Payment Systems Regulator (PSR) indicated its plans to make the full reimbursement of authorised push payment (APP) fraud victims mandatory for the banks. 

The regulator is expected to gain new powers from the UK parliament in the first half of 2023, and plans to implement the new measures by 2024. 

These moves have been commended by Estonian-based regtech company Salv, as the firm expects this new rule to give incentive to banks to focus more on protecting customers against fraud. 

In its own effort in the fight against fraud, Salv has set up a GDPR-compliant network, Bridge, a double-encrypted collaborative crime-fighting platform, which enables immediate connections between banks and financial institutions. Bridge has been proven to be effective against criminal activity such as APP fraud, sanctions and money laundering. 

Salv states that the speed of fraud investigations for participating banks has increased 100 times following Bridge’s introduction, reducing the time to solve a case from 24-72 hours to around 10 minutes.

Salv CEO and Co-Founder, Taavi Tamkivi, spoke to Payment Expert in-depth about the importance of cross-connectivity and data sharing when it pertains to combating fraud, a mechanism which has shown to be fruitful for all parties involved. 

He spoke on PSR’s recent announcement, stating: “To stop APP fraud, we need to make it too expensive for criminal networks to even attempt it. Today, Salv’s Bridge covers 99% of the Estonian market and has expanded internationally, with four new networks in Europe. 

“Currently, around 50% of the cases are effectively stopped by banks using Bridge. This number will increase when more institutions join or establish individual collaborative networks and improve the automation of their internal anti-fraud systems.”

APP fraud has been on the rise, particularly in the UK, since 2021. Salv highlights that APP fraud cases increased by 39%, with losses mounting to £583m. The fraud prevention firm also notes that 97% of fraud transactions were instant payments, making it more complicated to recover funds. 

In response, the PSR has encouraged financial institutions to continue to develop their fraud detection and prevention tools, including ’supporting and encouraging improved intelligence sharing to spot fraudulent transactions and stop them from happening’. 

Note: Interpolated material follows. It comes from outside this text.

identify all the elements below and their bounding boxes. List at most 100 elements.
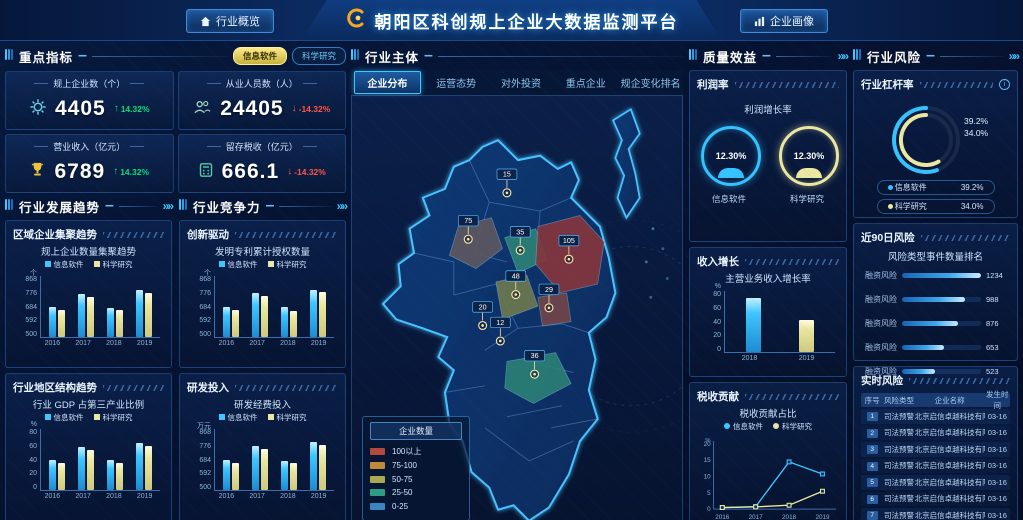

“LHV Bank in Estonia took part in the Bridge pilot and saw excellent results in a very short period. Bridge has been particularly useful in fraud prevention, including the rising fraud cases and Authorised Push Payments fraud,” commented Andres Kitter, Deputy CEO of LHV UK

“Now we are using the tool in the UK, where we process millions of payments for our global fintech clients daily. The platform opens a direct line to other institutions, helping us communicate and find the necessary information to stop these actions from completing.”